La Federación Nacional de Cafeteros bajo Manuel Mejía Jaramillo (1930-1946)
Entre la victoria liberal de Enrique Olaya Herrera en 1930 y el fin del ciclo reformista con la elección de Mariano Ospina Pérez en 1946, la Federación Nacional de Cafeteros dejó de ser el gremio nacido en 1927 para convertirse en algo que no cabía en las categorías del derecho público colombiano: una institución privada con funciones estatales, fisco propio desde 1940, diplomacia directa en las capitales de la región y una red de comités que llegaba hasta los municipios de la cordillera. Manuel Mejía Jaramillo la dirigió durante casi todo ese arco, y bajo su gerencia el café —que en 1927 ya representaba el 15% del ingreso nacional— dejó de ser una mercancía que el Estado gravaba para convertirse en un sistema económico que el Estado administraba a través de la Federación. El resultado fue una institucionalidad híbrida: ni Estado paralelo pleno ni gremio subordinado, sino la forma que encontraron las élites bipartidistas para externalizar funciones que los gabinetes liberales, oscilantes entre la reforma y la pausa, no podían sostener con continuidad.
De la promesa de 1927 al fisco propio: cómo la Federación adquirió músculo
El gobierno había creado la Federación en 1927 para regular la producción, armonizar el comercio, proveer crédito y velar por los intereses de productores y comerciantes.

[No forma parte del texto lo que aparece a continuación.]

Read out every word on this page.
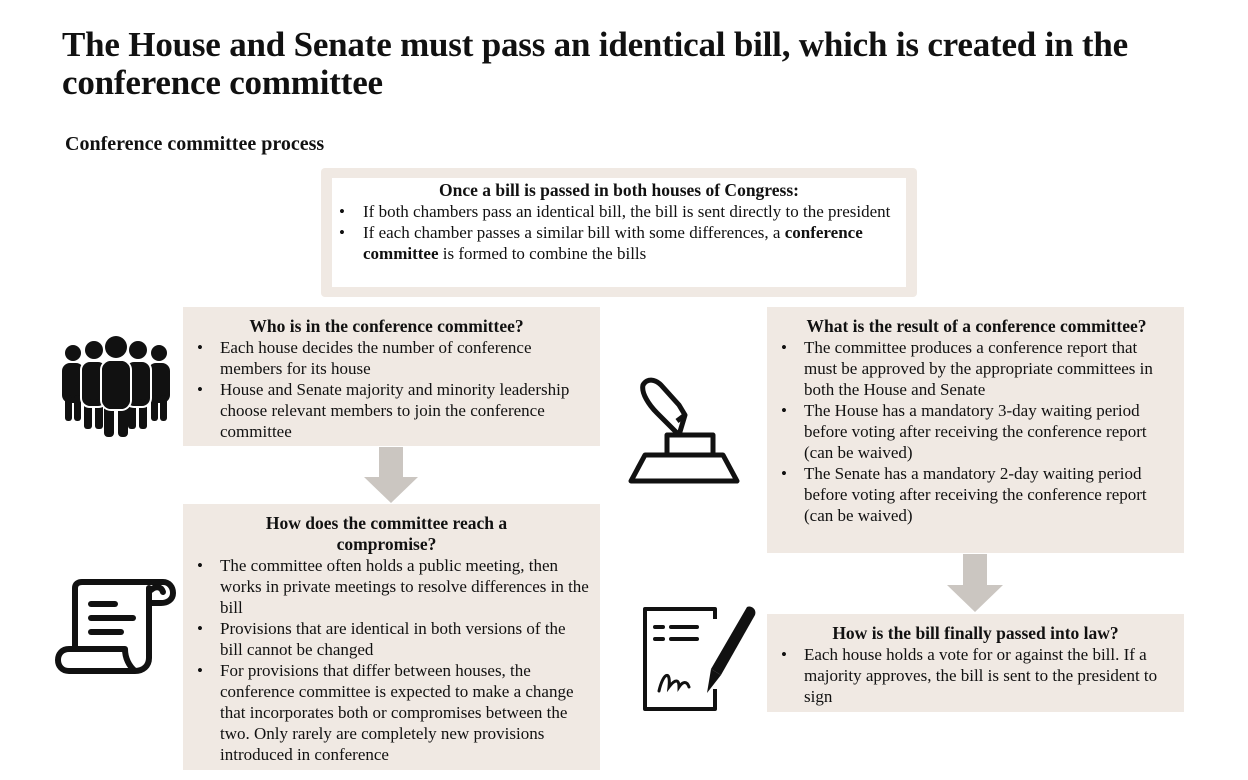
The House and Senate must pass an identical bill, which is created in the conference committee
Conference committee process
Once a bill is passed in both houses of Congress:
• If both chambers pass an identical bill, the bill is sent directly to the president
• If each chamber passes a similar bill with some differences, a conference committee is formed to combine the bills
Who is in the conference committee?
• Each house decides the number of conference members for its house
• House and Senate majority and minority leadership choose relevant members to join the conference committee
How does the committee reach a compromise?
• The committee often holds a public meeting, then works in private meetings to resolve differences in the bill
• Provisions that are identical in both versions of the bill cannot be changed
• For provisions that differ between houses, the conference committee is expected to make a change that incorporates both or compromises between the two. Only rarely are completely new provisions introduced in conference
What is the result of a conference committee?
• The committee produces a conference report that must be approved by the appropriate committees in both the House and Senate
• The House has a mandatory 3-day waiting period before voting after receiving the conference report (can be waived)
• The Senate has a mandatory 2-day waiting period before voting after receiving the conference report (can be waived)
How is the bill finally passed into law?
• Each house holds a vote for or against the bill. If a majority approves, the bill is sent to the president to sign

La ley legalizaba un poder que ya venía forjándose desde 1903 dentro de la Sociedad de Agricultores de Colombia. Pero durante sus primeros años las finanzas de la nueva entidad fueron endebles: el impuesto a las exportaciones de café, creado también en 1927, se le entregó en administración mediante el primer contrato firmado el 15 de octubre de 1928, aunque el gobierno no le transfirió el producto de inmediato. Solo en septiembre de 1930, ya bajo la presidencia de Olaya Herrera, la Federación comenzó a recibir esos recursos en forma retroactiva. Ese giro fiscal —una decisión política del primer gobierno liberal en dieciséis años de hegemonía conservadora— sostuvo todo lo que vendría después.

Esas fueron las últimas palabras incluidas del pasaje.